Terra Damnata est une redite, le soucis étant que je suis bien incapable de vous sortir un morceau en particulier tant il ont tendance à tous se ressembler avec des ambiances et des riffs interchangeables, on a l'impression que les morceaux naviguent tous autour des six minutes et proposent la même chose, avec son déluge bourrin souvent enrobé de fines orchestrations afin de rendre tout ça épique et comprenant toujours les déclinaisons atmosphériques occultes, Let Silence Be His Sacred Name navigue dangereusement du côté de Dimmu Borgir et je ne pense pas que ce soit vraiment une très bonne idée, et à la limite, on retiendra peut-être une fin d'album un peu plus posé avec un Inheritor of a Dying World mid-tempo et imprégné d'un occultisme ténébreux et savoureusement baroque dans son approche, The Lamp of Inverse Light sera un bon petit filler atmosphérique avec de la narration, précédant un Serpent Sun qui n'en fait pas des tonnes, une sobriété réellement appréciable après un album qui semble vouloir faire le plus de vacarme possible en se concentrant sur la forme plutôt que sur le fond, Serpent Sun est peut-être le seul titre de l'album que l'on pourrait qualifier de véritablement épique, dommage que ce soit le huitième et ultime titre d'un disque qui n'aura jamais décollé.

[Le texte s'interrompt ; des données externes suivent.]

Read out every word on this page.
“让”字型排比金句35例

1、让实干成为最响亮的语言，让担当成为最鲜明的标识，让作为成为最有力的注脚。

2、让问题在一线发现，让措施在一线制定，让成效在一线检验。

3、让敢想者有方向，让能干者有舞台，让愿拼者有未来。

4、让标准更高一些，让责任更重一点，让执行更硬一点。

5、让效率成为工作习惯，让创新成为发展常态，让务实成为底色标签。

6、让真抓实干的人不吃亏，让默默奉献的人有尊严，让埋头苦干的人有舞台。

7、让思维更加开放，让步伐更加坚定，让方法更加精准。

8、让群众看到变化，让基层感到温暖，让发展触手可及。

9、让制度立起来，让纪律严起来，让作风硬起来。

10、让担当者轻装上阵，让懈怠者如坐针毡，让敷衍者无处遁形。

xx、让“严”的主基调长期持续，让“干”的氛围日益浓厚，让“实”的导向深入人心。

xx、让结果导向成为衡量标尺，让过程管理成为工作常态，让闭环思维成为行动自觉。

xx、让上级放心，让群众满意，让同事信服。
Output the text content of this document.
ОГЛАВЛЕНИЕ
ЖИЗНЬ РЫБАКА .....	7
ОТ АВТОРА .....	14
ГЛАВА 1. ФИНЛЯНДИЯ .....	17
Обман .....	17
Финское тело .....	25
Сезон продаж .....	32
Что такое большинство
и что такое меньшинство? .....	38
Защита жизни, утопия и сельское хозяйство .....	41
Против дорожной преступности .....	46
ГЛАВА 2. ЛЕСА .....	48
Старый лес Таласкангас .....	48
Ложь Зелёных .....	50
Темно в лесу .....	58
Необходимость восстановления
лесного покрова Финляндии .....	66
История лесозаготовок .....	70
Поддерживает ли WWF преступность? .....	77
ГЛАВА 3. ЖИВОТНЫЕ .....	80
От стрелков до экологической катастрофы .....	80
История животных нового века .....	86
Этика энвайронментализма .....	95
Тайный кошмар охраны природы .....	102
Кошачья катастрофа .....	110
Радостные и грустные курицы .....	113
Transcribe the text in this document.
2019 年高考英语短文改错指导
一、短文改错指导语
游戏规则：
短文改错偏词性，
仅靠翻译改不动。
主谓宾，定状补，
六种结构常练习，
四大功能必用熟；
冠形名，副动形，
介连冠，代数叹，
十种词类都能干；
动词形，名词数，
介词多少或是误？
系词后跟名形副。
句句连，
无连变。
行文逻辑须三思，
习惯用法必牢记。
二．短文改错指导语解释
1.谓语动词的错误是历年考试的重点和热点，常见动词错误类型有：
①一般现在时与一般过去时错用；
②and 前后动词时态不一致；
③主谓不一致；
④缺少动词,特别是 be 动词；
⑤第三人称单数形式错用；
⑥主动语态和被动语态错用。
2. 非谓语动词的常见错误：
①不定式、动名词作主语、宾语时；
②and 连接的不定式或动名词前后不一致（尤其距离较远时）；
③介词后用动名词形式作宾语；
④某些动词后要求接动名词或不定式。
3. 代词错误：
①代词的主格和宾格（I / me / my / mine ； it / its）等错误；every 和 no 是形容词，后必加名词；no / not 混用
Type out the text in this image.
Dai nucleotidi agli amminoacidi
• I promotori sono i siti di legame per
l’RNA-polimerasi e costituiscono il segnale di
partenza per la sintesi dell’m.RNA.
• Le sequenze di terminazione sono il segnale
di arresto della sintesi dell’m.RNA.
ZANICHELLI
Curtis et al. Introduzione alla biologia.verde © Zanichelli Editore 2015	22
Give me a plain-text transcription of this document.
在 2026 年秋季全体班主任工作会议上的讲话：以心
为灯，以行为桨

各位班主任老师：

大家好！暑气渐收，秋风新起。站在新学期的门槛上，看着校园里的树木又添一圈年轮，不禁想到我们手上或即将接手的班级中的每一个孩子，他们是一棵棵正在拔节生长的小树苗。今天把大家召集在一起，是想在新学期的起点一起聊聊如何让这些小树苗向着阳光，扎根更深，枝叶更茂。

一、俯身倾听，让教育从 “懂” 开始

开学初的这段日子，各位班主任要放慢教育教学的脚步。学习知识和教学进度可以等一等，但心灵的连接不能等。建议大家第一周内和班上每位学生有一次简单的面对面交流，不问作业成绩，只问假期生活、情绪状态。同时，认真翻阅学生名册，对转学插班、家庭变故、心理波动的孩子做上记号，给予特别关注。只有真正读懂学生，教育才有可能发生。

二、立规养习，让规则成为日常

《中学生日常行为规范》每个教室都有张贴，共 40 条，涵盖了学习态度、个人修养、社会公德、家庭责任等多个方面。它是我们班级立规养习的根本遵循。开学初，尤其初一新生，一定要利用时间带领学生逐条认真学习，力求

Nightbringer ne s'est pas trop emmerdé, il ont refait Ego Dominus Tuus avec un tel mimétisme qu'ils en ont même reproduit les défauts, qui se sont d'ailleurs légèrement amplifiés car contrairement à il y a trois ans, Terra Damnata ne propose même pas ces deux-trois morceaux référence et définitif qui faisaient oublier les-dits défauts, d'ailleurs, Nightbringer veut tellement sonner de manière monumentale qu'il fini par sonner de manière ridiculement minuscule, avec des morceaux qui sonnent forcés au possible, sans aucune ambition, ce qui est assez paradoxal pour un Black qui se veut énorme et over-the-top.
Nightbringer manque d'inspiration et d'idée et tente de le masquer avec un enrobage grandiloquent, Terra Damnata est brutal, infernal, envoie la sauce avec une verve primitive, mais n'est au final qu'une resucée redondante et diablement répétitive d'une tambouille qui ne va jamais au-delà d'un territoire défini, Nightbringer ne se met jamais en danger, tourne en rond dans des codes étriqués, et même si ça en met plein la gueule avec son déluge sonore, on s'ennuie assez vite et c'est la déception qui prédomine, Nightbringer manque trop d'ambition pour pleinement convaincre et son pilotage automatique s'avère bien trop lassant pour qu'on y revienne après quelques écoutes.